И она соберется туда, в Крышборх и Марьенбурх. Сколько раз она у старика просила, чтоб отдал ей балтские земли, но не отдавал. А теперь поедет в золотом полукаретье или цугом в восемь лошадей кататься, господа гвардия на соловых лошадках вокруг нее как птенцы – и чтобы все жители вышли кланяться ей за околицу. Ксендз, и корчмарь, у которого брат служил в корчме, и пастор, и курлянчики – все выйдут встречать. И потом она кого-нибудь осчастливит и переночует. Будут хлопотать все, чтоб услужить!
Но все они уже умерли, и незачем туда ехать. Фу! Марьенбурх! Что ж туда ехать, в деревню? Свиней смотреть! И замок разрушен.
Была пора, была самая пора идти, а она не понимала, что от нее еще нужно, что ей сегодня такое делать. Она будет плакать, потом она даст праздник господам гвардии и сама им будет разливать вино. Она засучит рукава, ну и бог с ними, и выпьет сама. Но все-таки лучше после похорон. Они любят ее: matuska polkownica. Вот она так сидит, просторная, толстая, открытая. Тут она остереглась: не слишком ли много воли? То все – ходи вокруг хозяина, а теперь сама себе хозяйка и сидит здесь совсем открытая.

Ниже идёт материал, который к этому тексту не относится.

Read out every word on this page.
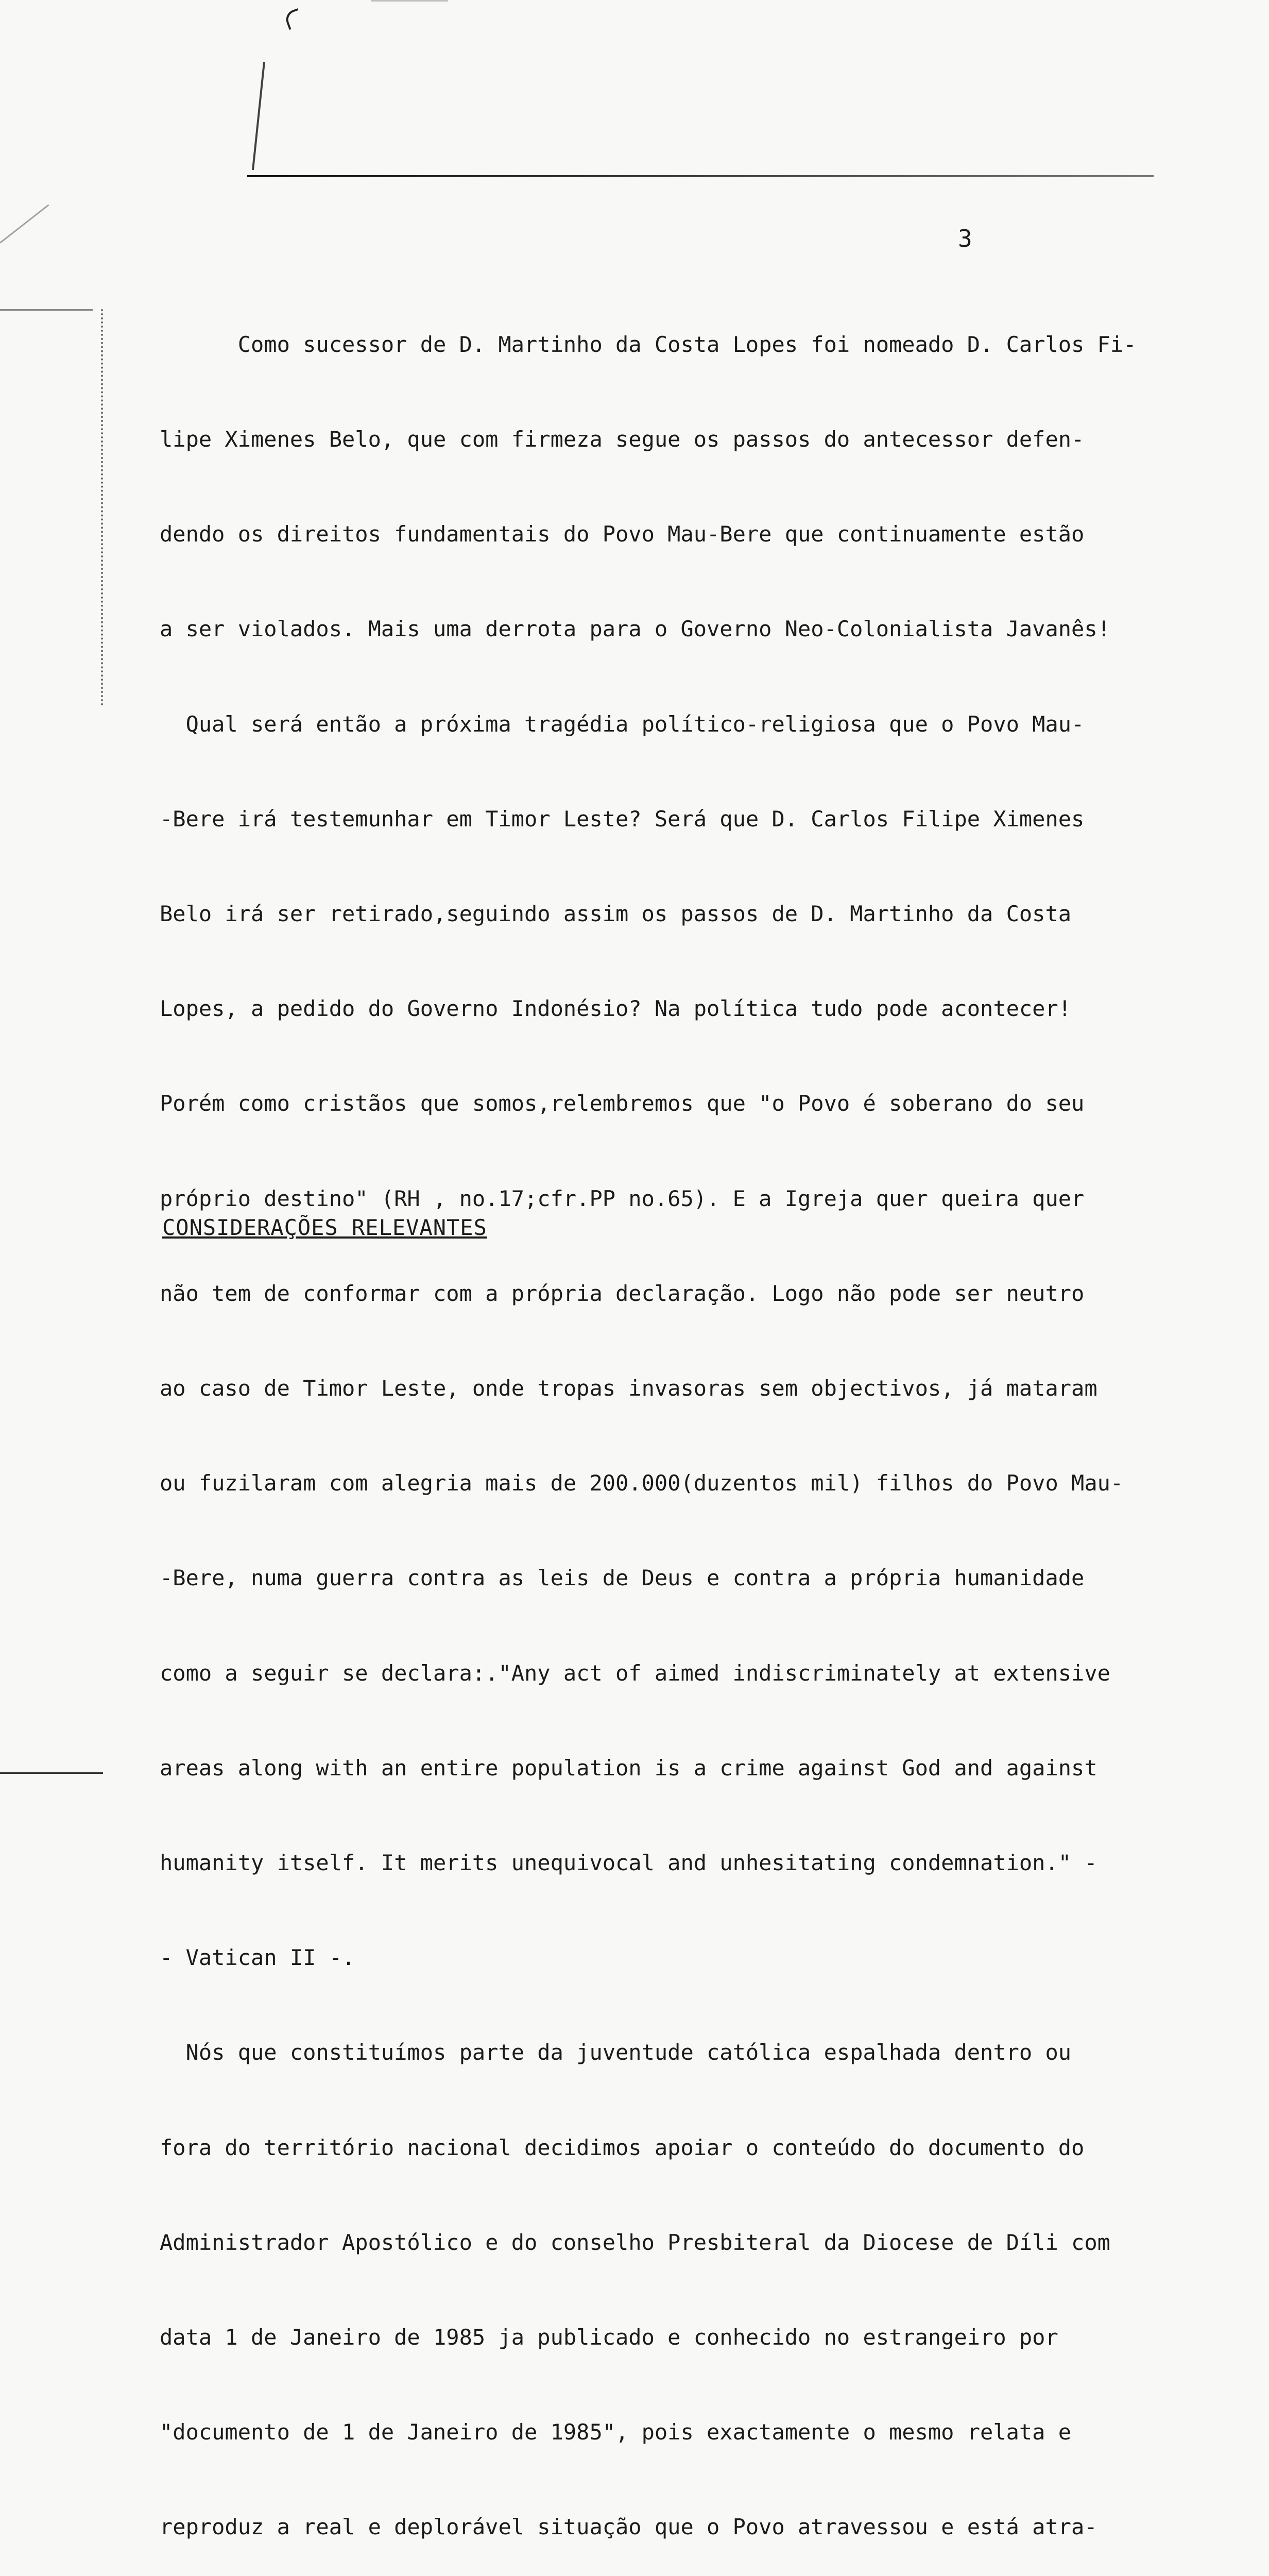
3

Como sucessor de D. Martinho da Costa Lopes foi nomeado D. Carlos Fi-

lipe Ximenes Belo, que com firmeza segue os passos do antecessor defen-

dendo os direitos fundamentais do Povo Mau-Bere que continuamente estão

a ser violados. Mais uma derrota para o Governo Neo-Colonialista Javanês!

Qual será então a próxima tragédia político-religiosa que o Povo Mau-

-Bere irá testemunhar em Timor Leste? Será que D. Carlos Filipe Ximenes

Belo irá ser retirado,seguindo assim os passos de D. Martinho da Costa

Lopes, a pedido do Governo Indonésio? Na política tudo pode acontecer!

Porém como cristãos que somos,relembremos que "o Povo é soberano do seu

próprio destino" (RH , no.17;cfr.PP no.65). E a Igreja quer queira quer

não tem de conformar com a própria declaração. Logo não pode ser neutro

ao caso de Timor Leste, onde tropas invasoras sem objectivos, já mataram

ou fuzilaram com alegria mais de 200.000(duzentos mil) filhos do Povo Mau-

-Bere, numa guerra contra as leis de Deus e contra a própria humanidade

como a seguir se declara:."Any act of aimed indiscriminately at extensive

areas along with an entire population is a crime against God and against

humanity itself. It merits unequivocal and unhesitating condemnation." -

- Vatican II -.

Nós que constituímos parte da juventude católica espalhada dentro ou

fora do território nacional decidimos apoiar o conteúdo do documento do

Administrador Apostólico e do conselho Presbiteral da Diocese de Díli com

data 1 de Janeiro de 1985 ja publicado e conhecido no estrangeiro por

"documento de 1 de Janeiro de 1985", pois exactamente o mesmo relata e

reproduz a real e deplorável situação que o Povo atravessou e está atra-

CONSIDERAÇÕES RELEVANTES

Все моря кругом, сквозной лес и мало домов – и она отовсюду видна, и все иностранные государства на нее теперь глядят. А у ней ноги белые, им еще ходить хочется. Она не понимает того государственного языка: не выдать ли Лизавету замуж во Францию? Но Франция медлит, а замедление ради политики и для того, что Лизавета, Лизенка – байстручка, потом уже при-венчана. Дела, дела, ох! Как там, в Сенате? Все Alexander, все он один, но он такой фальшивый, что нельзя верить. «Пойдем, мать» или «сядем, мать». Этого не было раньше. Какая она ему мать? Она ему укажет его место. Так нельзя, не можно. А что было двадцать лет назад, – на это у нее памяти нет, у нее много всего было за двадцать лет. И как он стар! Сухой и старый, как… полено. Фу! Старик! И она уж по-русски сказала то слово, которое переняла и любила:
– Уж я надселася.
Тут пошел канареечный щебет в клетках: тех канареек хозяин отнял у Вилима Ивановича, когда его казнил, и повесил клетки ей в комнату, чтобы она помнила. Она сунула большие и красные ступни в войлошные туфли и пошла канарейкам задавать корм. И тут она почувствовала, что ноги-то ветерком относит, что она еще со вчерашнего вечера пьяная. А отчего? Оттого, что Масленая неделя стоит, более ни от чего. Он умер, и спустя два дня – настала Масленица. И для ней Масленая в полмасленые, а вчера пришлось.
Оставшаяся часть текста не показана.